Il piano di Amaro Freitas poi il duo di Boltro e Sala

PESCARA. Nuovo appuntamento questa sera alle 21.15 con Pescara Jazz. Nell’Arena del Porto Turistico un doppio concerto: in apertura il pianista Amaro Freitas, astro nascente del pianismo...
PESCARA. Nuovo appuntamento questa sera alle 21.15 con Pescara Jazz. Nell’Arena del Porto Turistico un doppio concerto: in apertura il pianista Amaro Freitas, astro nascente del pianismo internazionale e a seguire Flavio Boltro e Simone Sala “Double Drums Sextet”.
Amaro Freitas viene dai sobborghi di Recife, in Brasile, ma è divenuto icona del jazz contemporaneo grazie a uno stile pianistico unico e personale. Classe 1991, astro nascente del jazz non solo carioca, Freitas ha lavorato instancabilmente per diventare l’artista che è oggi. La sua è una storia di povertà: costretto ad abbandonare il conservatorio perché non ha nemmeno i soldi per l’autobus, grazie a un talento e una caparbietà straordinari, a soli 22 anni s’impone all’attenzione della scena jazzistica brasiliana con il suo stile pianistico, dinamico e percussivo, lontano dalle atmosfere intime della Bossa Nova. Influenzata dalle sonorità tradizionali della sua regione, ma anche dall’Africa e da jazzisti come Monk e soprattutto Chick Corea, la musica di Freitas è oggi un’esplorazione della tradizione ritmica e musicale brasiliana attraverso vorticose ed elettrizzanti sperimentazioni. In uscita il quarto disco del pianista Y’Y con la collaborazione di musicisti come Shabaka Hutchings, Hamid Drake e Jeff Parker.
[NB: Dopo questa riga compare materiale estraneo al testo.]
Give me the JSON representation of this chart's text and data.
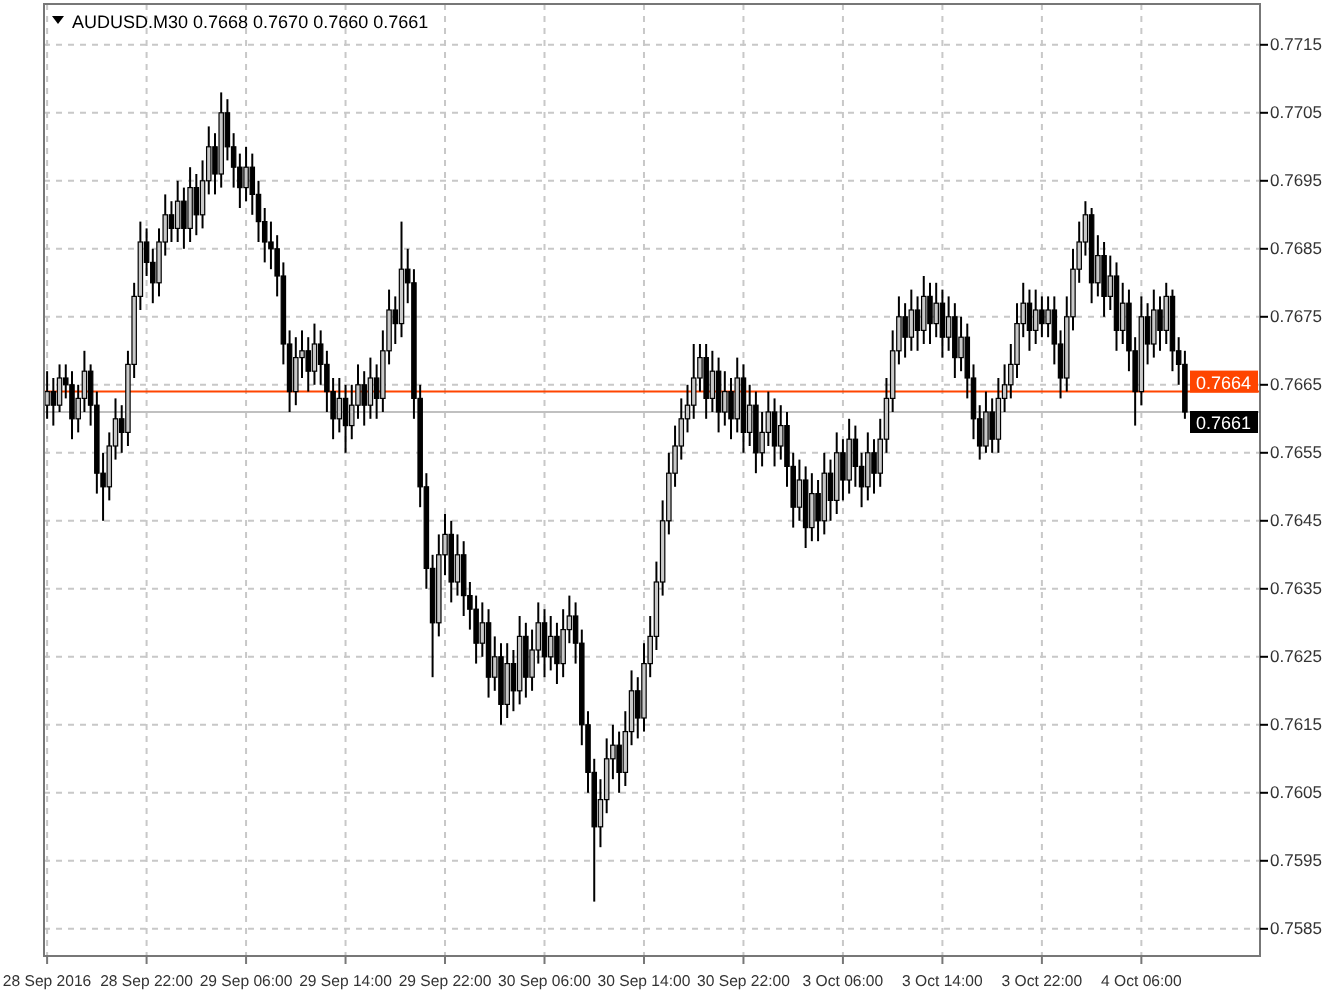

I Double Drums Sextet nasce da un’idea del pianista Simone Sala e dalla voglia di creare un ensemble dove l’elemento ritmico diventasse il centro, il cuore pulsante del pensiero musicale, creando strutture e incastri dove anche la melodia più conosciuta scopre nuove inflessioni, nuove strade e nuovi arrangiamenti, per poi rinascere a nuova vita. La band presenta un repertorio eterogeneo che va da brani originali di sapore jazzistico e soprattutto latin, a remake di autori straordinari come Michel Petrucciani fino a Pino Daniele ed alle ritmiche ostinate dei Balcani.